Hello, I'm wondering if anyone might give some advice please. 

11 years ago I bought a beautiful old house in a historic part of Fethiye overlooking the bay. It turned out to be an illegally-built house although there is some form of tapu pertaining to the land and a small stone building. 

At the time I purchased, the law was such that foreigners were unable to have tapu transfer. So, I had to find a Turk to register it with. I registered it with a lawyer as I thought this would be a safe option. I paid her a lump sum and we drew up a protocol outlining the arrangement that she would technically be the owner, although legally I own it. There is no mention in our protocol pertaining to 'holding fees' and I distinctly remember asking her about any such charges at the time. Her reply was that there would be none, but that in future she'd like to handle any legal work and would charge for any future tapu-transfer handling costs. This was fair enough.

It's taken many years to find a buyer for the house. They are aware about the problems and are willing to pay the small amount of £25,000 I'm prepared to take. I paid a total of £85,000 in 2005 including extensive renovation work. The house is really lovely.

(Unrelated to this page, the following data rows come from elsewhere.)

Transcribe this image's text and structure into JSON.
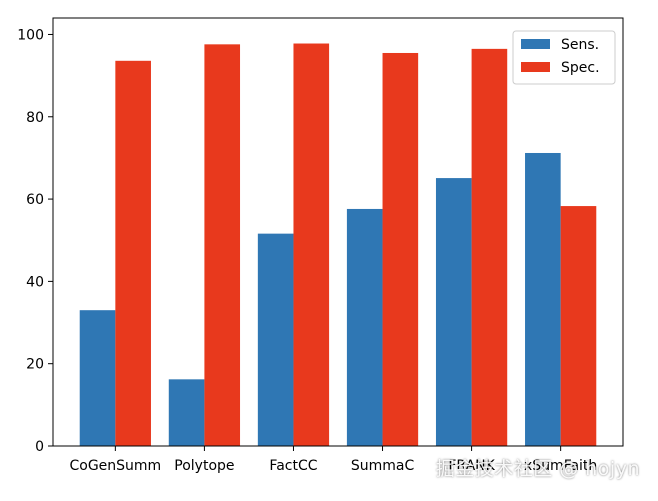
{
  "chart_data": {
    "type": "bar",
    "categories": [
      "CoGenSumm",
      "Polytope",
      "FactCC",
      "SummaC",
      "FRANK",
      "xSumFaith"
    ],
    "series": [
      {
        "name": "Sens.",
        "color": "#2f77b4",
        "values": [
          33,
          16.2,
          51.6,
          57.6,
          65.1,
          71.2
        ]
      },
      {
        "name": "Spec.",
        "color": "#e8391d",
        "values": [
          93.6,
          97.6,
          97.8,
          95.5,
          96.5,
          58.3
        ]
      }
    ],
    "title": "",
    "xlabel": "",
    "ylabel": "",
    "ylim": [
      0,
      104
    ],
    "yticks": [
      0,
      20,
      40,
      60,
      80,
      100
    ],
    "grid": false,
    "legend_position": "top-right"
  },
  "watermark": "掘金技术社区 @ hojyn"
}
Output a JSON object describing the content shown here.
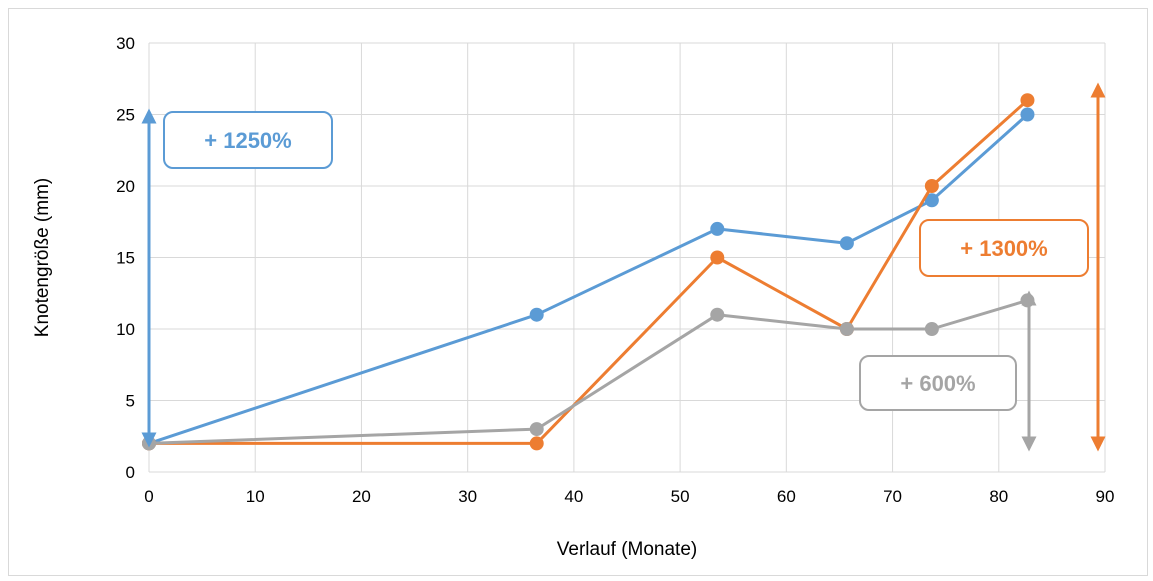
{
  "chart_data": {
    "type": "line",
    "xlabel": "Verlauf (Monate)",
    "ylabel": "Knotengröße (mm)",
    "xlim": [
      0,
      90
    ],
    "ylim": [
      0,
      30
    ],
    "x_ticks": [
      "0",
      "10",
      "20",
      "30",
      "40",
      "50",
      "60",
      "70",
      "80",
      "90"
    ],
    "y_ticks": [
      "0",
      "5",
      "10",
      "15",
      "20",
      "25",
      "30"
    ],
    "grid": true,
    "series": [
      {
        "color": "#5b9bd5",
        "x": [
          0,
          36.5,
          53.5,
          65.7,
          73.7,
          82.7
        ],
        "y": [
          2,
          11,
          17,
          16,
          19,
          25
        ]
      },
      {
        "color": "#ed7d31",
        "x": [
          0,
          36.5,
          53.5,
          65.7,
          73.7,
          82.7
        ],
        "y": [
          2,
          2,
          15,
          10,
          20,
          26
        ]
      },
      {
        "color": "#a5a5a5",
        "x": [
          0,
          36.5,
          53.5,
          65.7,
          73.7,
          82.7
        ],
        "y": [
          2,
          3,
          11,
          10,
          10,
          12
        ]
      }
    ],
    "annotations": [
      {
        "text": "+ 1250%",
        "color": "#5b9bd5"
      },
      {
        "text": "+ 1300%",
        "color": "#ed7d31"
      },
      {
        "text": "+ 600%",
        "color": "#a5a5a5"
      }
    ]
  }
}
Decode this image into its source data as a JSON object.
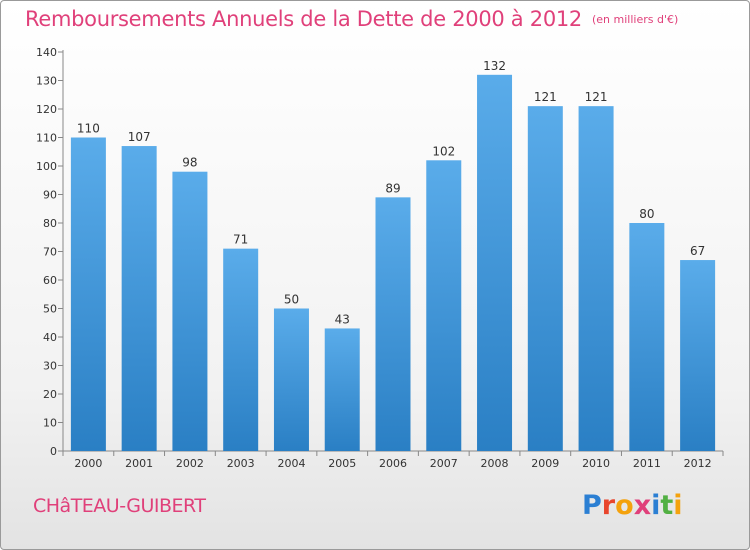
{
  "header": {
    "title": "Remboursements Annuels de la Dette de 2000 à 2012",
    "unit": "(en milliers d'€)"
  },
  "footer": {
    "commune": "CHâTEAU-GUIBERT",
    "logo_letters": [
      "P",
      "r",
      "o",
      "x",
      "i",
      "t",
      "i"
    ],
    "logo_colors": [
      "#2b7fd3",
      "#e8452c",
      "#f4a20d",
      "#e0407a",
      "#2b7fd3",
      "#52b043",
      "#f4a20d"
    ]
  },
  "chart_data": {
    "type": "bar",
    "categories": [
      "2000",
      "2001",
      "2002",
      "2003",
      "2004",
      "2005",
      "2006",
      "2007",
      "2008",
      "2009",
      "2010",
      "2011",
      "2012"
    ],
    "values": [
      110,
      107,
      98,
      71,
      50,
      43,
      89,
      102,
      132,
      121,
      121,
      80,
      67
    ],
    "ylim": [
      0,
      140
    ],
    "yticks": [
      0,
      10,
      20,
      30,
      40,
      50,
      60,
      70,
      80,
      90,
      100,
      110,
      120,
      130,
      140
    ],
    "grid": false,
    "bar_color_top": "#5aacea",
    "bar_color_bottom": "#2a7fc4",
    "axis_color": "#888888"
  }
}
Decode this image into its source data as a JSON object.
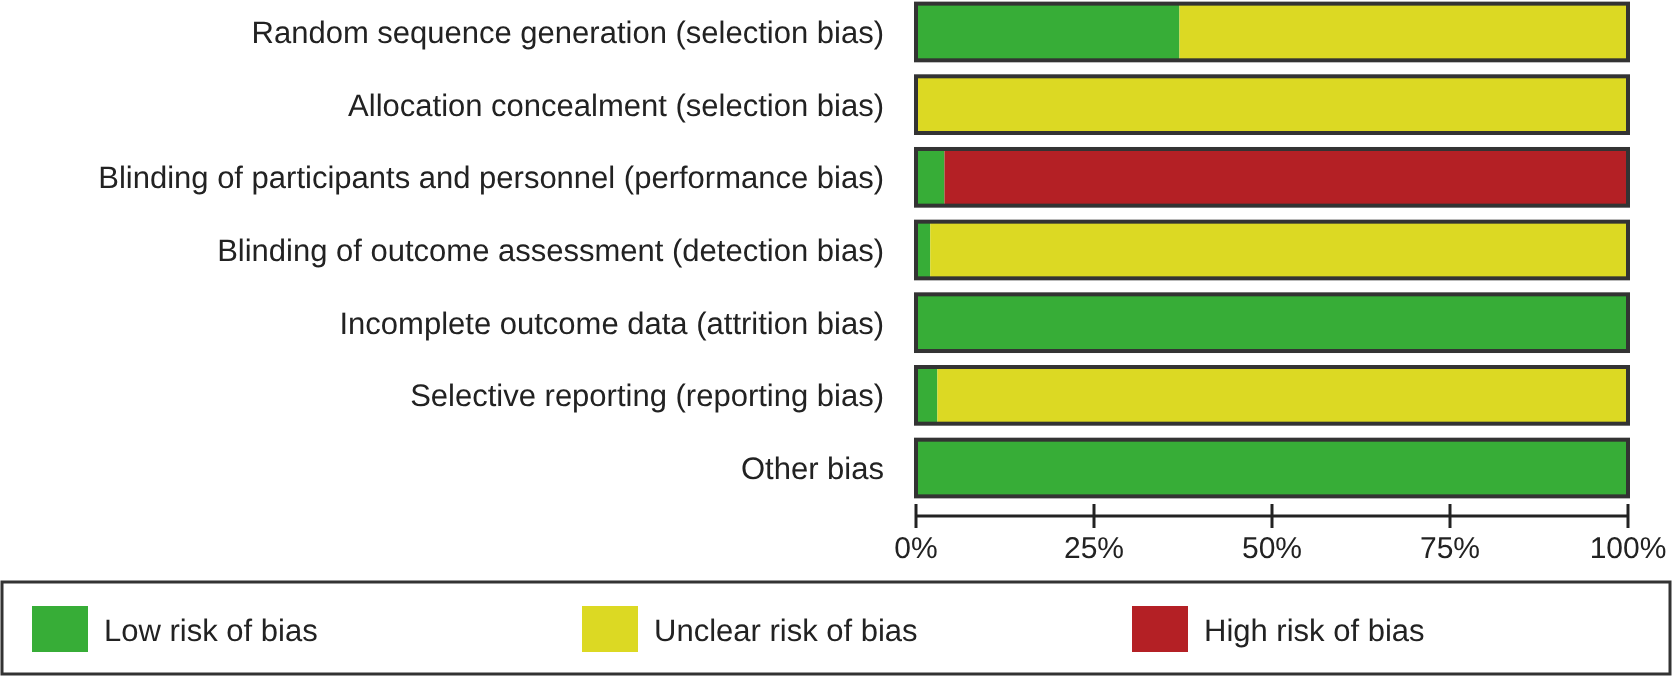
{
  "chart_data": {
    "type": "bar",
    "orientation": "horizontal",
    "stacked": true,
    "categories": [
      "Random sequence generation (selection bias)",
      "Allocation concealment (selection bias)",
      "Blinding of participants and personnel (performance bias)",
      "Blinding of outcome assessment (detection bias)",
      "Incomplete outcome data (attrition bias)",
      "Selective reporting (reporting bias)",
      "Other bias"
    ],
    "series": [
      {
        "name": "Low risk of bias",
        "color": "#37ad37",
        "values": [
          37,
          0,
          4,
          2,
          100,
          3,
          100
        ]
      },
      {
        "name": "Unclear risk of bias",
        "color": "#dcd923",
        "values": [
          63,
          100,
          0,
          98,
          0,
          97,
          0
        ]
      },
      {
        "name": "High risk of bias",
        "color": "#b42025",
        "values": [
          0,
          0,
          96,
          0,
          0,
          0,
          0
        ]
      }
    ],
    "xlim": [
      0,
      100
    ],
    "xticks": [
      {
        "value": 0,
        "label": "0%"
      },
      {
        "value": 25,
        "label": "25%"
      },
      {
        "value": 50,
        "label": "50%"
      },
      {
        "value": 75,
        "label": "75%"
      },
      {
        "value": 100,
        "label": "100%"
      }
    ],
    "grid": false,
    "legend": "bottom"
  }
}
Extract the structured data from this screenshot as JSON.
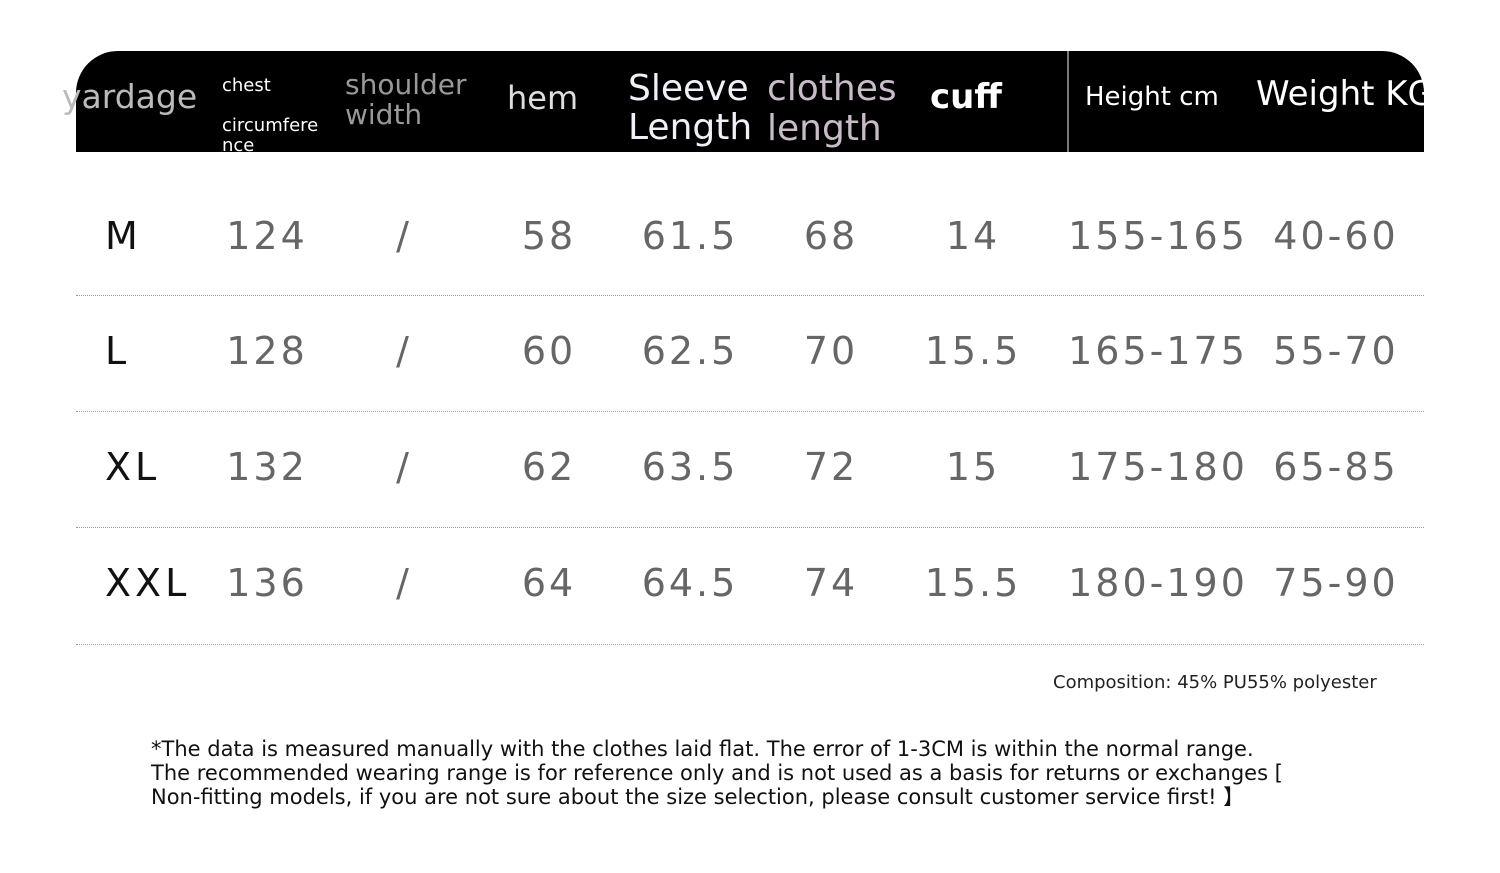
{
  "headers": {
    "yardage": "yardage",
    "chest_line1": "chest",
    "chest_line2": "circumfere",
    "chest_line3": "nce",
    "shoulder_line1": "shoulder",
    "shoulder_line2": "width",
    "hem": "hem",
    "sleeve_line1": "Sleeve",
    "sleeve_line2": "Length",
    "clothes_line1": "clothes",
    "clothes_line2": "length",
    "cuff": "cuff",
    "height": "Height cm",
    "weight": "Weight KG"
  },
  "rows": [
    {
      "size": "M",
      "chest": "124",
      "shoulder": "/",
      "hem": "58",
      "sleeve": "61.5",
      "length": "68",
      "cuff": "14",
      "height": "155-165",
      "weight": "40-60"
    },
    {
      "size": "L",
      "chest": "128",
      "shoulder": "/",
      "hem": "60",
      "sleeve": "62.5",
      "length": "70",
      "cuff": "15.5",
      "height": "165-175",
      "weight": "55-70"
    },
    {
      "size": "XL",
      "chest": "132",
      "shoulder": "/",
      "hem": "62",
      "sleeve": "63.5",
      "length": "72",
      "cuff": "15",
      "height": "175-180",
      "weight": "65-85"
    },
    {
      "size": "XXL",
      "chest": "136",
      "shoulder": "/",
      "hem": "64",
      "sleeve": "64.5",
      "length": "74",
      "cuff": "15.5",
      "height": "180-190",
      "weight": "75-90"
    }
  ],
  "composition": "Composition: 45% PU55% polyester",
  "notes": [
    "*The data is measured manually with the clothes laid flat. The error of 1-3CM is within the normal range.",
    "The recommended wearing range is for reference only and is not used as a basis for returns or exchanges [",
    "Non-fitting models, if you are not sure about the size selection, please consult customer service first! 】"
  ]
}
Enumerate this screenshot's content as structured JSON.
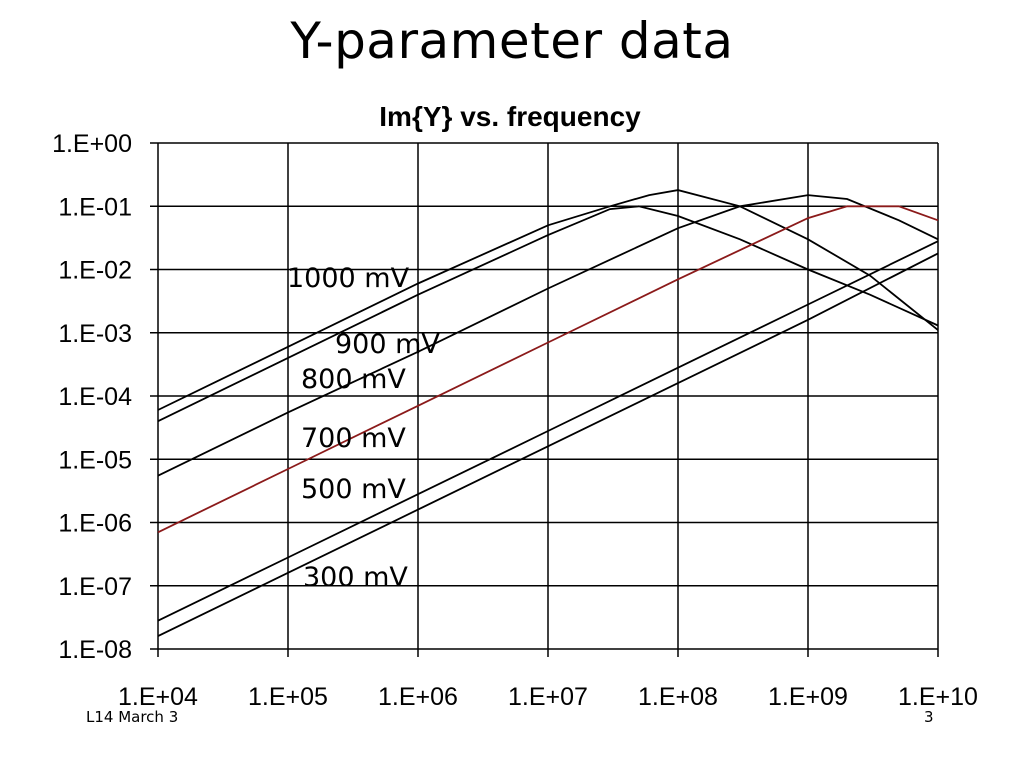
{
  "slide": {
    "title": "Y-parameter data",
    "footer_left": "L14 March 3",
    "footer_right": "3"
  },
  "chart_data": {
    "type": "line",
    "title": "Im{Y} vs. frequency",
    "xlabel": "",
    "ylabel": "",
    "x_scale": "log",
    "y_scale": "log",
    "xlim": [
      10000,
      10000000000
    ],
    "ylim": [
      1e-08,
      1
    ],
    "grid": true,
    "x_tick_values": [
      10000.0,
      100000.0,
      1000000.0,
      10000000.0,
      100000000.0,
      1000000000.0,
      10000000000.0
    ],
    "x_tick_labels": [
      "1.E+04",
      "1.E+05",
      "1.E+06",
      "1.E+07",
      "1.E+08",
      "1.E+09",
      "1.E+10"
    ],
    "y_tick_values": [
      1,
      0.1,
      0.01,
      0.001,
      0.0001,
      1e-05,
      1e-06,
      1e-07,
      1e-08
    ],
    "y_tick_labels": [
      "1.E+00",
      "1.E-01",
      "1.E-02",
      "1.E-03",
      "1.E-04",
      "1.E-05",
      "1.E-06",
      "1.E-07",
      "1.E-08"
    ],
    "colors": {
      "default": "#000000",
      "highlight": "#8b1a1a"
    },
    "series": [
      {
        "name": "1000 mV",
        "color": "#000000",
        "points": [
          [
            10000.0,
            6e-05
          ],
          [
            100000.0,
            0.0006
          ],
          [
            1000000.0,
            0.006
          ],
          [
            10000000.0,
            0.05
          ],
          [
            30000000.0,
            0.1
          ],
          [
            60000000.0,
            0.15
          ],
          [
            100000000.0,
            0.18
          ],
          [
            300000000.0,
            0.1
          ],
          [
            1000000000.0,
            0.03
          ],
          [
            3000000000.0,
            0.008
          ],
          [
            10000000000.0,
            0.0011
          ]
        ]
      },
      {
        "name": "900 mV",
        "color": "#000000",
        "points": [
          [
            10000.0,
            4e-05
          ],
          [
            100000.0,
            0.0004
          ],
          [
            1000000.0,
            0.004
          ],
          [
            10000000.0,
            0.035
          ],
          [
            30000000.0,
            0.09
          ],
          [
            50000000.0,
            0.1
          ],
          [
            100000000.0,
            0.07
          ],
          [
            300000000.0,
            0.03
          ],
          [
            1000000000.0,
            0.01
          ],
          [
            3000000000.0,
            0.004
          ],
          [
            10000000000.0,
            0.0013
          ]
        ]
      },
      {
        "name": "800 mV",
        "color": "#000000",
        "points": [
          [
            10000.0,
            5.5e-06
          ],
          [
            100000.0,
            5.5e-05
          ],
          [
            1000000.0,
            0.0005
          ],
          [
            10000000.0,
            0.005
          ],
          [
            100000000.0,
            0.045
          ],
          [
            300000000.0,
            0.1
          ],
          [
            1000000000.0,
            0.15
          ],
          [
            2000000000.0,
            0.13
          ],
          [
            5000000000.0,
            0.06
          ],
          [
            10000000000.0,
            0.03
          ]
        ]
      },
      {
        "name": "700 mV",
        "color": "#8b1a1a",
        "points": [
          [
            10000.0,
            7e-07
          ],
          [
            100000.0,
            7e-06
          ],
          [
            1000000.0,
            7e-05
          ],
          [
            10000000.0,
            0.0007
          ],
          [
            100000000.0,
            0.007
          ],
          [
            1000000000.0,
            0.065
          ],
          [
            2000000000.0,
            0.1
          ],
          [
            5000000000.0,
            0.1
          ],
          [
            10000000000.0,
            0.06
          ]
        ]
      },
      {
        "name": "500 mV",
        "color": "#000000",
        "points": [
          [
            10000.0,
            2.8e-08
          ],
          [
            100000.0,
            2.8e-07
          ],
          [
            1000000.0,
            2.8e-06
          ],
          [
            10000000.0,
            2.8e-05
          ],
          [
            100000000.0,
            0.00028
          ],
          [
            1000000000.0,
            0.0028
          ],
          [
            10000000000.0,
            0.028
          ]
        ]
      },
      {
        "name": "300 mV",
        "color": "#000000",
        "points": [
          [
            10000.0,
            1.6e-08
          ],
          [
            100000.0,
            1.6e-07
          ],
          [
            1000000.0,
            1.6e-06
          ],
          [
            10000000.0,
            1.6e-05
          ],
          [
            100000000.0,
            0.00016
          ],
          [
            1000000000.0,
            0.0016
          ],
          [
            10000000000.0,
            0.018
          ]
        ]
      }
    ],
    "series_labels": [
      {
        "text": "1000 mV"
      },
      {
        "text": "900 mV"
      },
      {
        "text": "800 mV"
      },
      {
        "text": "700 mV"
      },
      {
        "text": "500 mV"
      },
      {
        "text": "300 mV"
      }
    ]
  }
}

To the present day ... The buyer and I (through an estate agent) are ready to start the process of transferring, but all of a sudden the lawyer is demanding £10,000 from me to release the house. She claims these are her 'holding fee's' for the 11 years, plus legal costs. Basically she's blackmailing me and in effect holding the sale to ransom.

I'm so desperate for advice, but know that employing lawyers and taking her to court is a very difficult and expensive process with the big risk of it dragging out and costing a fortune that I don't have.

If anyone could, please advise me - it would be so appreciated.


----------



## belgarath (Jul 15, 2011)

It all depends on the 'written' protocol between you and the lawyer. 

I am not a lawyer, but looks like you have been ill advised in the past. Unfortunately, the only way to fight a lawyer would be through another one. There are too many red flags in this case (illegally built house, iffy tapu transfer). 

Who paid the property taxes for the last 11 years?

You could sue your lawyer too, but looks like there's no easy way out of this situation since she is the legal owner of the property.


----------